Jeugdbrandweer is a Youth organisation active in the Netherlands and the Flanders region of Belgium across more than 150 fire departments. Young people aged 12 to 18 are acquainted with the work of firefighters. The youngsters are taught the basic skills of firefighting and practice with specialist equipment and materials of the fire service. After the young person becomes is 18, it is possible under certain conditions to join the fire service as a professional firefighter. The Jeugdbrandweer is seen as a good training and recruitment tool for new staff.

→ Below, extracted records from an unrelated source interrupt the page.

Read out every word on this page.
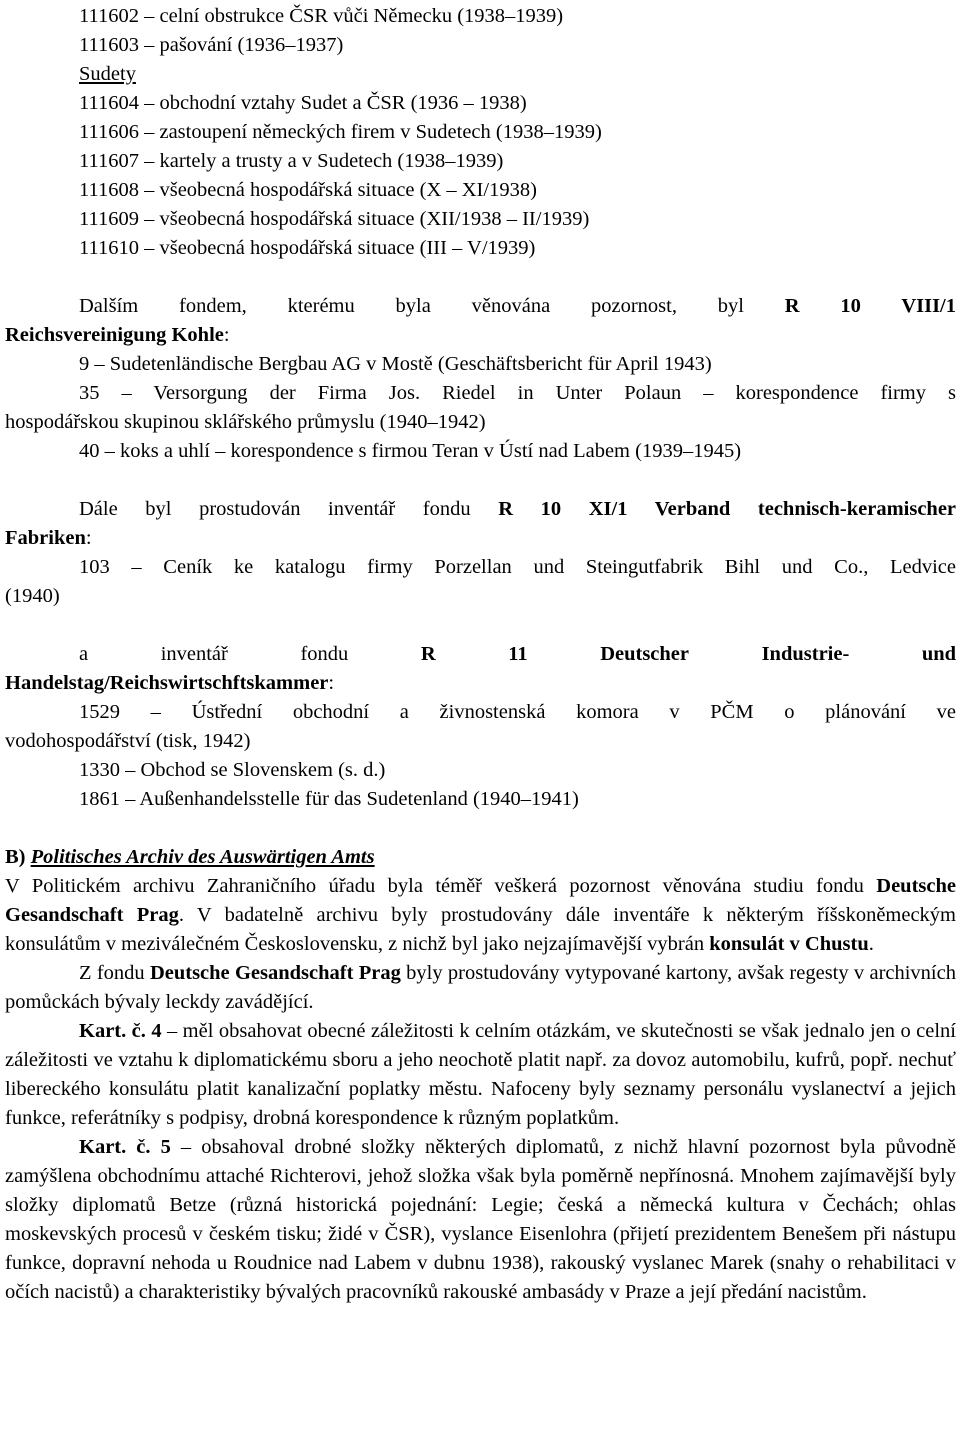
111602 – celní obstrukce ČSR vůči Německu (1938–1939)
111603 – pašování (1936–1937)
Sudety
111604 – obchodní vztahy Sudet a ČSR (1936 – 1938)
111606 – zastoupení německých firem v Sudetech (1938–1939)
111607 – kartely a trusty a v Sudetech (1938–1939)
111608 – všeobecná hospodářská situace (X – XI/1938)
111609 – všeobecná hospodářská situace (XII/1938 – II/1939)
111610 – všeobecná hospodářská situace (III – V/1939)
Dalším fondem, kterému byla věnována pozornost, byl R 10 VIII/1
Reichsvereinigung Kohle:
9 – Sudetenländische Bergbau AG v Mostě (Geschäftsbericht für April 1943)
35 – Versorgung der Firma Jos. Riedel in Unter Polaun – korespondence firmy s
hospodářskou skupinou sklářského průmyslu (1940–1942)
40 – koks a uhlí – korespondence s firmou Teran v Ústí nad Labem (1939–1945)
Dále byl prostudován inventář fondu R 10 XI/1 Verband technisch-keramischer
Fabriken:
103 – Ceník ke katalogu firmy Porzellan und Steingutfabrik Bihl und Co., Ledvice
(1940)
a	inventář	fondu	R	11	Deutscher	Industrie-	und
Handelstag/Reichswirtschftskammer:
1529 – Ústřední obchodní a živnostenská komora v PČM o plánování ve
vodohospodářství (tisk, 1942)
1330 – Obchod se Slovenskem (s. d.)
1861 – Außenhandelsstelle für das Sudetenland (1940–1941)
B) Politisches Archiv des Auswärtigen Amts

V Politickém archivu Zahraničního úřadu byla téměř veškerá pozornost věnována studiu fondu Deutsche Gesandschaft Prag. V badatelně archivu byly prostudovány dále inventáře k některým říšskoněmeckým konsulátům v meziválečném Československu, z nichž byl jako nejzajímavější vybrán konsulát v Chustu.

Z fondu Deutsche Gesandschaft Prag byly prostudovány vytypované kartony, avšak regesty v archivních pomůckách bývaly leckdy zavádějící.

Kart. č. 4 – měl obsahovat obecné záležitosti k celním otázkám, ve skutečnosti se však jednalo jen o celní záležitosti ve vztahu k diplomatickému sboru a jeho neochotě platit např. za dovoz automobilu, kufrů, popř. nechuť libereckého konsulátu platit kanalizační poplatky městu. Nafoceny byly seznamy personálu vyslanectví a jejich funkce, referátníky s podpisy, drobná korespondence k různým poplatkům.

Kart. č. 5 – obsahoval drobné složky některých diplomatů, z nichž hlavní pozornost byla původně zamýšlena obchodnímu attaché Richterovi, jehož složka však byla poměrně nepřínosná. Mnohem zajímavější byly složky diplomatů Betze (různá historická pojednání: Legie; česká a německá kultura v Čechách; ohlas moskevských procesů v českém tisku; židé v ČSR), vyslance Eisenlohra (přijetí prezidentem Benešem při nástupu funkce, dopravní nehoda u Roudnice nad Labem v dubnu 1938), rakouský vyslanec Marek (snahy o rehabilitaci v očích nacistů) a charakteristiky bývalých pracovníků rakouské ambasády v Praze a její předání nacistům.
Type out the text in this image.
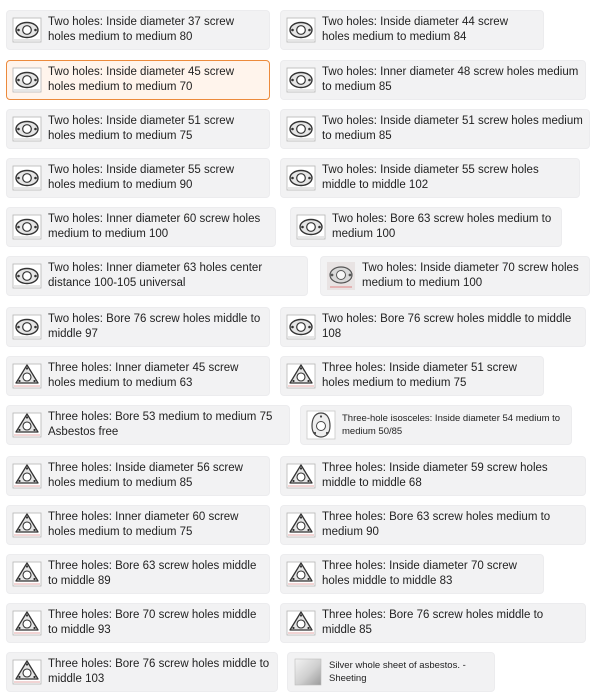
Two holes: Inside diameter 37 screw holes medium to medium 80
Two holes: Inside diameter 44 screw holes medium to medium 84
Two holes: Inside diameter 45 screw holes medium to medium 70
Two holes: Inner diameter 48 screw holes medium to medium 85
Two holes: Inside diameter 51 screw holes medium to medium 75
Two holes: Inside diameter 51 screw holes medium to medium 85
Two holes: Inside diameter 55 screw holes medium to medium 90
Two holes: Inside diameter 55 screw holes middle to middle 102
Two holes: Inner diameter 60 screw holes medium to medium 100
Two holes: Bore 63 screw holes medium to medium 100
Two holes: Inner diameter 63 holes center distance 100-105 universal
Two holes: Inside diameter 70 screw holes medium to medium 100
Two holes: Bore 76 screw holes middle to middle 97
Two holes: Bore 76 screw holes middle to middle 108
Three holes: Inner diameter 45 screw holes medium to medium 63
Three holes: Inside diameter 51 screw holes medium to medium 75
Three holes: Bore 53 medium to medium 75 Asbestos free
Three-hole isosceles: Inside diameter 54 medium to medium 50/85
Three holes: Inside diameter 56 screw holes medium to medium 85
Three holes: Inside diameter 59 screw holes middle to middle 68
Three holes: Inner diameter 60 screw holes medium to medium 75
Three holes: Bore 63 screw holes medium to medium 90
Three holes: Bore 63 screw holes middle to middle 89
Three holes: Inside diameter 70 screw holes middle to middle 83
Three holes: Bore 70 screw holes middle to middle 93
Three holes: Bore 76 screw holes middle to middle 85
Three holes: Bore 76 screw holes middle to middle 103
Silver whole sheet of asbestos. - Sheeting
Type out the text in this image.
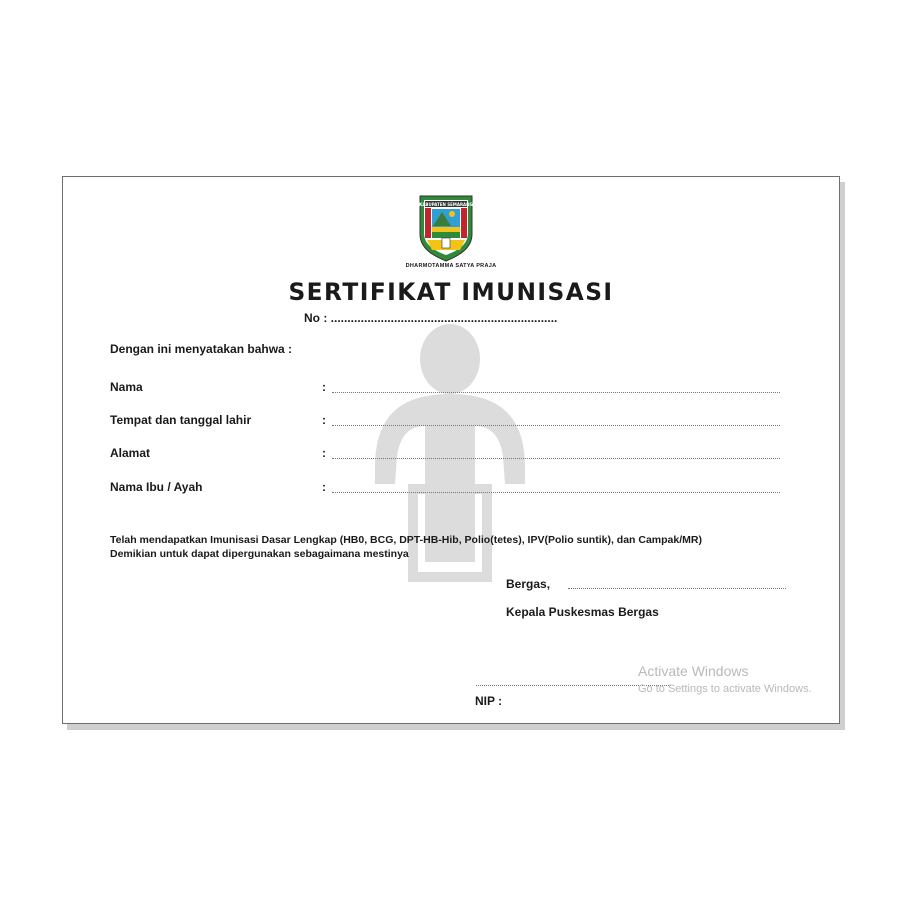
KABUPATEN SEMARANG
DHARMOTAMMA SATYA PRAJA
SERTIFIKAT IMUNISASI
No : ....................................................................
Dengan ini menyatakan bahwa :
Nama	:
Tempat dan tanggal lahir	:
Alamat	:
Nama Ibu / Ayah	:
Telah mendapatkan Imunisasi Dasar Lengkap (HB0, BCG, DPT-HB-Hib, Polio(tetes), IPV(Polio suntik), dan Campak/MR)
Demikian untuk dapat dipergunakan sebagaimana mestinya
Bergas,
Kepala Puskesmas Bergas
NIP :
Activate Windows
Go to Settings to activate Windows.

A Jeugdbrandweer is usually divided into two groups, Juniors (junioren) those under 15 years of age, and Aspirants (aspiranten) those under 18 years of age. Knowledge and skills of the groups are tested through competitions and formal tests.

==Netherlands==

===Organization===

In the Netherlands Jeugdbrandweer fall under one organisation, the Stichting Jeugdbrandweer Nederland (Foundation Jeugdbrandweer Netherlands) (abbreviated JBNL). This organisation organises youth fire competitions and displays and guided training materials.

===Competitions===

Jeugdbrandweer Netherlands organises a variety of competitions every year throughout the Netherlands for all youth fire brigades. During these competitions, the youth firefighters will be challenged to put out controlled fires. They are judged during the competition by experienced firefighters and participate in an end of the day review. There are several rounds of competitions, namely qualifiers, semifinals and national finals.

For junior groups there is only the category of competition, the low pressure category. The aspirant groups can choose between low pressure and high pressure categories. At the low pressure category participants must extinguish a fire using a fire hydrant by means of the deposition system. At the high pressure category the group must extinguish a fire with water directly from the fire truck.